Because they dictate when the markets are going to turn. For instance, we had a very important high in the crude oil market back in May. Now, there was a hedge fund in England—who these are supposedly the smartest guys in the room—and suddenly the market turned violently, and they lost $400 million in one week. 

Well, these things can happen. That’s fine. But supposedly, the smartest guys in the room when they were interviewed went on a Dow Jones Report three days later $400 million down, the market is crashing, and these guys didn’t even have an idea as to why it happened.

I won’t say it was simple, but had they been cognizant of the market cycles, they would have realized that the oil market topped on almost a perfect Fibonacci cycle, and on a continuation chart, oil was 609 days off its bottom from the 2008-2009 sequence.

It topped on day 609, and that was also correlated to a perfect square of 9 on a Gann. So, what happened was price and time squared at the right point, and that’s where the market turned. 

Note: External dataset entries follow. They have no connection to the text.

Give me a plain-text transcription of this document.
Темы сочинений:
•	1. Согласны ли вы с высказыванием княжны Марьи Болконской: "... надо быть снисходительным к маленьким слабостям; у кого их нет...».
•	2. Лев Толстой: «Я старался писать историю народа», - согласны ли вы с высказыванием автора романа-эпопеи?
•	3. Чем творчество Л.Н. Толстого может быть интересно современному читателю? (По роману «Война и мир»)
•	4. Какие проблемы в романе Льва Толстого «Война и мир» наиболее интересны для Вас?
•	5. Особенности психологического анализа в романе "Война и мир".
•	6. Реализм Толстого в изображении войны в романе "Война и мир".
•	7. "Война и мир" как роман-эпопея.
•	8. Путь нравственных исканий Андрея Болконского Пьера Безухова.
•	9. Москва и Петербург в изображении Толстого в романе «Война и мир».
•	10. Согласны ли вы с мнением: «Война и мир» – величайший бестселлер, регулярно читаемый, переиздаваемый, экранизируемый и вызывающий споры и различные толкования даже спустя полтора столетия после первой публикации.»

Now, had they been aware of it, they could have taken precaution and become defensive leading up to that, or at least they would have understood what was happening.

So on a chart, what do I need to be looking for to protect myself from something similar. Is it just Fibonacci and Gann together?

Well, on a chart, what you always need to be aware of is a count of the number of days or weeks or whatever it is you’re trading based upon how far away we are from the high or the low.

And what am I looking for in terms of that number?

You’re either looking for Fibonacci numbers like 55, 89, 144, 233, and so on; or you’re looking for the “golden spiral” numbers like 61, 161, 261; or in a geometric sense, you’re looking at divisions of a 360-degree circle, like 45, 90, 180, 270, 360.